YARN Resource Management
Also available as:
PDF
loading table of contents...

Using CPU Scheduling

MapReduce Jobs Only

If you primarily run MapReduce jobs on your cluster, you probably will not see much of a change in performance if you enable CPU scheduling. The dominant resource for MapReduce is memory, so the DRF scheduler continues to balance MapReduce jobs in a manner similar to the default resource calculator. In the case of a single resource, the DRF reduces to max-min fairness for that resource.

Mixed Workloads

One example of a mixed workload is a cluster that runs both MapReduce and Storm on YARN. MapReduce is not CPU-constrained (MapReduce containers do require much CPU). Storm on YARN is CPU-constrained: its containers require more CPU than memory. As you start adding Storm jobs along with MapReduce jobs, the DRF scheduler tries to balance memory and CPU resources, but you may start to see some degradation in performance. If you then add more CPU-intensive Storm jobs, individual jobs start to take longer to run as the cluster CPU resources are consumed.
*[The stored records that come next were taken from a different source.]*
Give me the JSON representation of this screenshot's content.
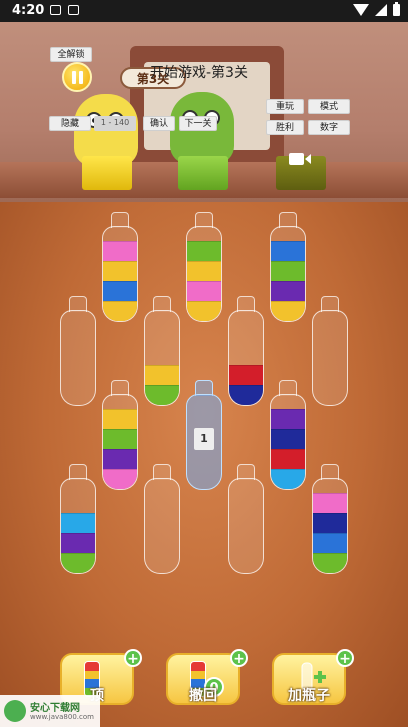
{
  "status_bar": {
    "time": "4:20"
  },
  "header": {
    "unlock_all": "全解锁",
    "hide": "隐藏",
    "level_range_placeholder": "1 - 140",
    "confirm": "确认",
    "next_level": "下一关",
    "replay": "重玩",
    "mode": "模式",
    "win": "胜利",
    "number": "数字",
    "level_pill": "第3关",
    "title": "开始游戏-第3关"
  },
  "colors": {
    "pink": "#f06cc8",
    "yellow": "#f2c22c",
    "blue": "#2a73d8",
    "green": "#6dbb2c",
    "purple": "#6a2ab0",
    "red": "#d31e2a",
    "navy": "#1f2a9a",
    "cyan": "#28a8e8",
    "magenta": "#e050b8"
  },
  "bottles": [
    {
      "id": "bottle-1",
      "layers": [
        "yellow",
        "blue",
        "yellow",
        "pink"
      ]
    },
    {
      "id": "bottle-2",
      "layers": [
        "yellow",
        "pink",
        "yellow",
        "green"
      ]
    },
    {
      "id": "bottle-3",
      "layers": [
        "yellow",
        "purple",
        "green",
        "blue"
      ]
    },
    {
      "id": "bottle-4",
      "layers": []
    },
    {
      "id": "bottle-5",
      "layers": [
        "green",
        "yellow"
      ]
    },
    {
      "id": "bottle-6",
      "layers": [
        "navy",
        "red"
      ]
    },
    {
      "id": "bottle-7",
      "layers": []
    },
    {
      "id": "bottle-8",
      "layers": [
        "pink",
        "purple",
        "green",
        "yellow"
      ]
    },
    {
      "id": "bottle-9",
      "special": true,
      "tag": "1",
      "layers": []
    },
    {
      "id": "bottle-10",
      "layers": [
        "cyan",
        "red",
        "navy",
        "purple"
      ]
    },
    {
      "id": "bottle-11",
      "layers": [
        "green",
        "purple",
        "cyan"
      ]
    },
    {
      "id": "bottle-12",
      "layers": []
    },
    {
      "id": "bottle-13",
      "layers": []
    },
    {
      "id": "bottle-14",
      "layers": [
        "green",
        "blue",
        "navy",
        "pink"
      ]
    }
  ],
  "tools": [
    {
      "label": "顶",
      "plus": "+",
      "icon": "rainbow-bottle-icon"
    },
    {
      "label": "撤回",
      "plus": "+",
      "count": "0",
      "icon": "undo-icon"
    },
    {
      "label": "加瓶子",
      "plus": "+",
      "icon": "add-bottle-icon"
    }
  ],
  "watermark": {
    "name": "安心下载网",
    "url": "www.java800.com"
  }
}
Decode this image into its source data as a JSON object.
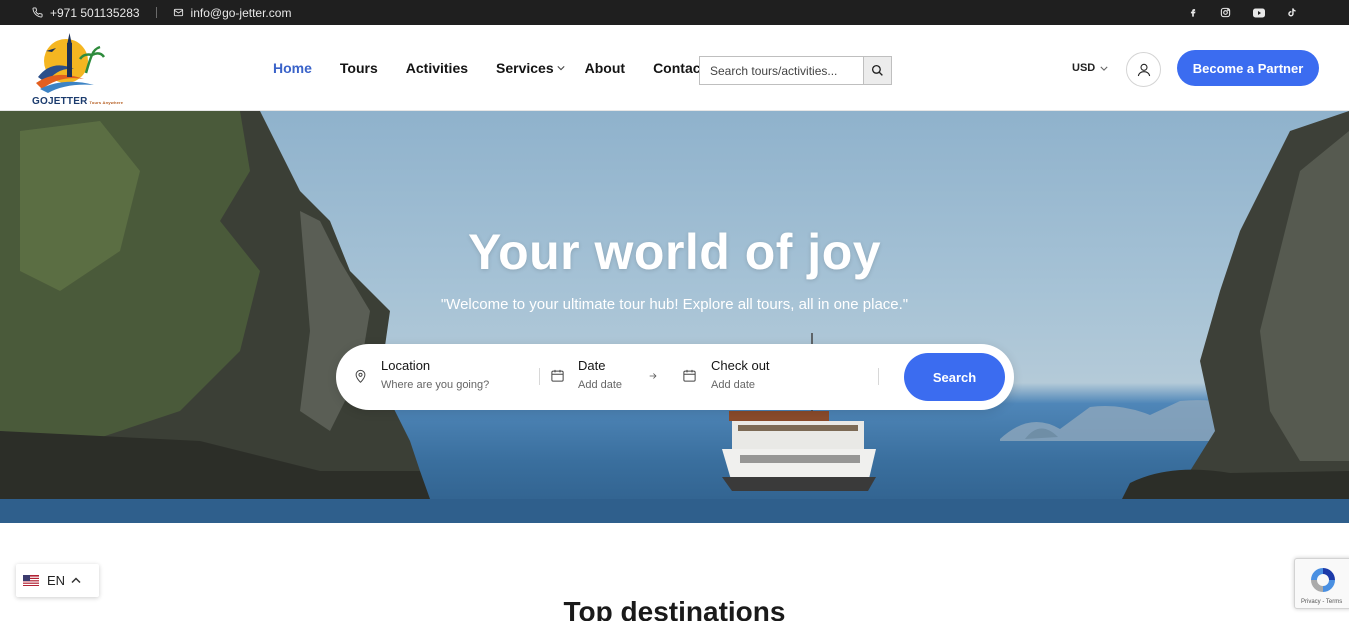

CGroups can be used along with CPU scheduling to help manage mixed workloads. CGroups provides isolation for CPU-intensive processes such as Storm on YARN, thereby enabling you to predictably plan and constrain the CPU-intensive Storm containers.

You can also use node labels in conjunction with CPU scheduling and CGroups to restrict Storm on YARN jobs to a subset of cluster nodes.